Join Us. Our work is important, cutting-edge, and fast-paced. We encourage curiosity, innovation, and flexibility, and we provide a phenomenal learning experience.
WUSC offers a dynamic international work environment with a diverse intercultural workforce. We offer employees exciting opportunities to apply their skills and gain experience, all while making a difference in the lives of youth around the world. Employees at WUSC work hard to create lasting change in education, economic opportunities, and empowerment.

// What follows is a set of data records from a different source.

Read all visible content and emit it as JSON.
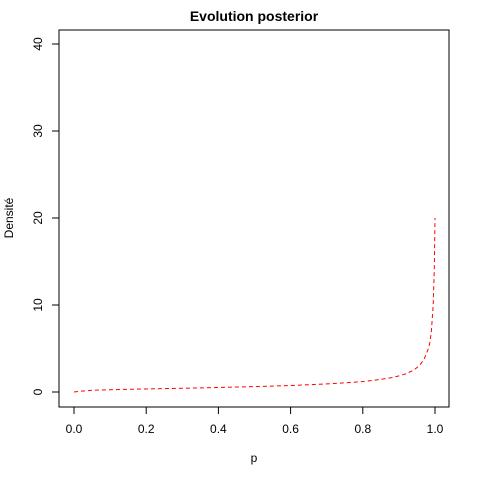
{
  "chart_data": {
    "type": "line",
    "title": "Evolution posterior",
    "xlabel": "p",
    "ylabel": "Densité",
    "xlim": [
      0,
      1
    ],
    "ylim": [
      0,
      40
    ],
    "x_ticks": [
      0.0,
      0.2,
      0.4,
      0.6,
      0.8,
      1.0
    ],
    "x_tick_labels": [
      "0.0",
      "0.2",
      "0.4",
      "0.6",
      "0.8",
      "1.0"
    ],
    "y_ticks": [
      0,
      10,
      20,
      30,
      40
    ],
    "y_tick_labels": [
      "0",
      "10",
      "20",
      "30",
      "40"
    ],
    "grid": false,
    "legend": "none",
    "series": [
      {
        "color": "#ff0000",
        "line_style": "dashed",
        "x": [
          0.0,
          0.02,
          0.05,
          0.1,
          0.15,
          0.2,
          0.25,
          0.3,
          0.35,
          0.4,
          0.45,
          0.5,
          0.55,
          0.6,
          0.65,
          0.7,
          0.75,
          0.8,
          0.85,
          0.88,
          0.9,
          0.92,
          0.94,
          0.95,
          0.96,
          0.97,
          0.98,
          0.985,
          0.99,
          0.995,
          0.998,
          1.0
        ],
        "y": [
          0.0,
          0.1,
          0.2,
          0.26,
          0.31,
          0.35,
          0.39,
          0.43,
          0.47,
          0.52,
          0.57,
          0.62,
          0.68,
          0.75,
          0.83,
          0.93,
          1.05,
          1.2,
          1.45,
          1.65,
          1.85,
          2.1,
          2.5,
          2.8,
          3.2,
          3.8,
          4.8,
          5.5,
          7.0,
          10.0,
          14.0,
          20.0
        ]
      }
    ]
  }
}
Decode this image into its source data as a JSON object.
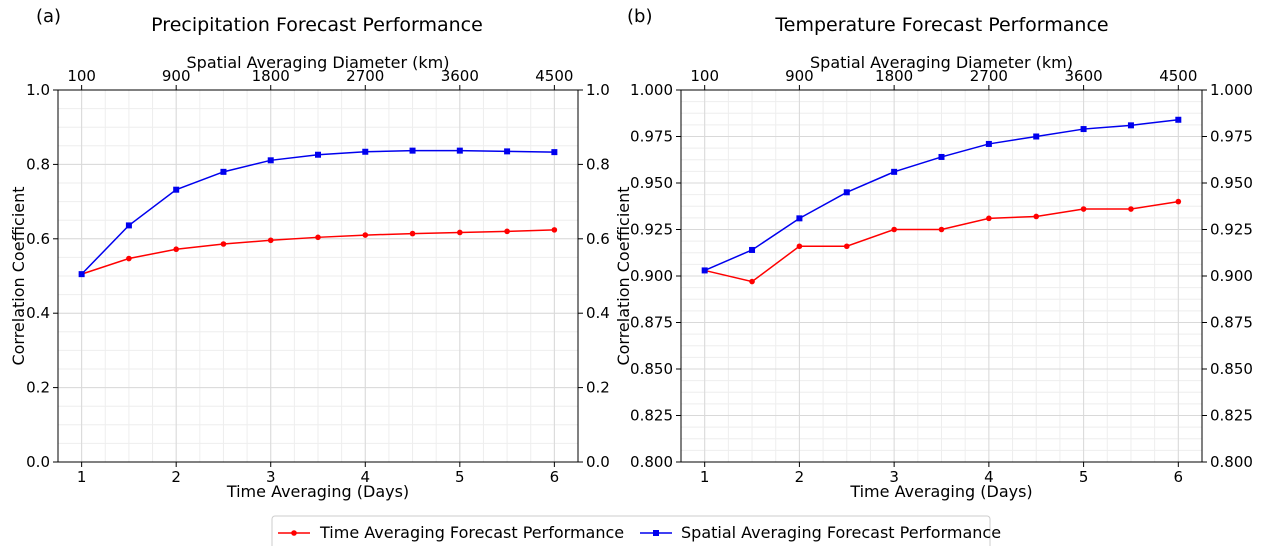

WUSC's office in Kenya is located in Westlands, off Waiyaki Way. Here is some of what you can expect working with us:
- 40-hour workweek, some ability to work flexible hours, and a hybrid work arrangement
- 21 days of annual leave
- Health insurance coverage
- Free access to an e-learning platform with 350+ courses on various topics
- Get to know and exchange with people from all over the world
- Being part of a friendly, caring, and enthusiastic team!
Applications
WUSC's activities seek to balance inequities and create sustainable development around the globe; the work ethic of our staff, volunteers, representatives, and partners shall correspond to the values and mission of the organization. WUSC promotes responsibility, respect, honesty, and professional excellence, and we will not tolerate harassment, coercion, sexual exploitation, or abuse of any form. Successful applicants will be required to undertake an enhanced criminal record check where appropriate.
Persons with disabilities who need accommodation in the application process, or those needing job postings in an alternative format, may e-mail a request to hr-rh@wusc.ca.
WUSC is an equal opportunity employer. We welcome and encourage applications from individuals of all backgrounds and abilities. Accommodations are available upon request for candidates taking part in all aspects of the selection process. Please note that only the candidates selected for an interview will be contacted.